The belonging of the specimens of “ Pasiphila chloerata bowringi ” (also from Beijing Shi, BOLD BIN ID: ACJ3306, sequence ID: GWOTL813-13 and GWOTL880-13; GBIF occurrences 1415543141 and 1415543153, as “cf. Pasiphila chloerata ”) to P. chloerata is debatable as they have a BIN distant to P. chloerata at a species level— 2.7% (p-distance). Besides, this identification is also questionable, as the photos of the specimens from Beijing Shi not quite correspond to the original description of Chloroclystis consueta bowringi Prout, 1958 (Prout 1958: 403) and to its image (Prout 1920 –1941, pl. 39: h). In the wing pattern the discussed specimens also resemble P. obscura, but they don’t have a reddish abdomen. Considering these data, the literature notes of P. chloerata in China (Beijing: Zou et al. 2016; Henan: Song et al. 2019) need to be confirmed.

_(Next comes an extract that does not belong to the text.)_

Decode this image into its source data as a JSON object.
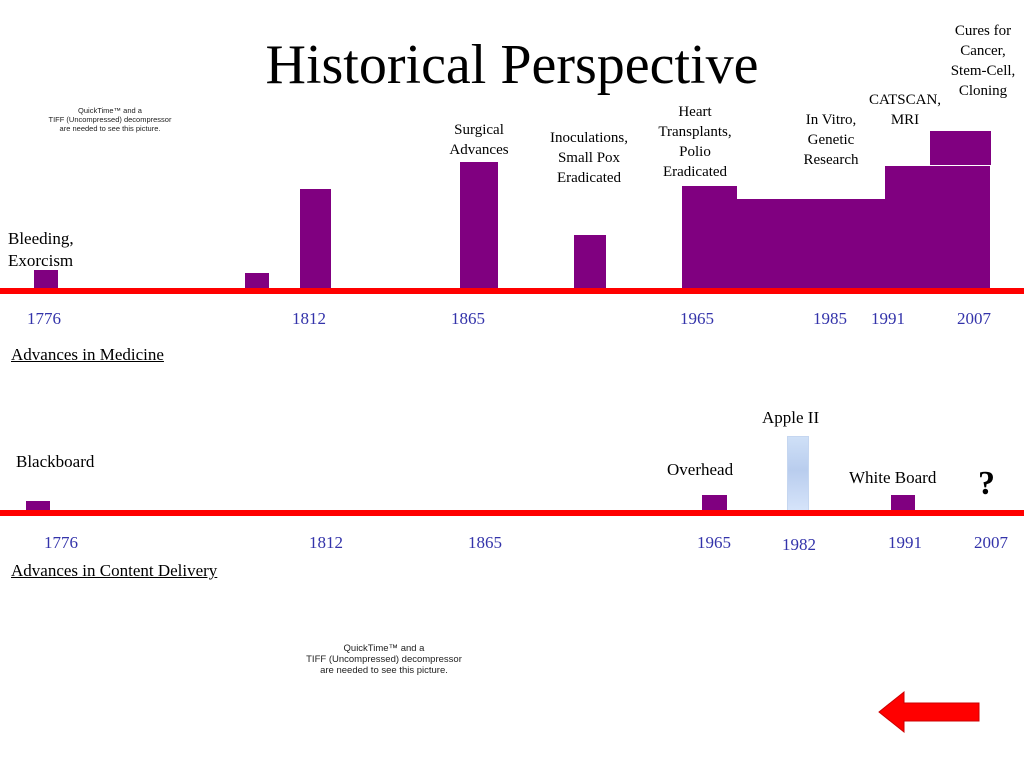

Also, it should be noted that the moths and the male and female genitalia of “ Pasiphila chloerata ” in Nakajima & Yazaki (2011: 312, figs 1-066-48 and 1-066-49, Fig.Nsha45-2 and Fig.Nsha45-5) do not look like belonging to this species. The illustrated moths have different wing pattern, and in the male genitalia thay have cornuti on vesica much longer than those in P. ch. consueta or in the typical P. chloerata. In the wing pattern and general shape of the male genitalia they resemble P. obscura, but the abdomen is not coloured red. Cornuti on vesica are also markedly longer, than it is illustrated for P. obscura on Fig.Nsha45-3. In Korea, Choi (2013) describes and illustrates “ Pasiphila chloerata ” (loc. cit.: 57, figs 43, 59, 105, 156 and 206), but the photos of the moth, its abdomen, and the male and female genitalia do not correspond to P. ch. consueta or to the typical P. chloerata. Probably, this indicates the existence of a “cryptic” species.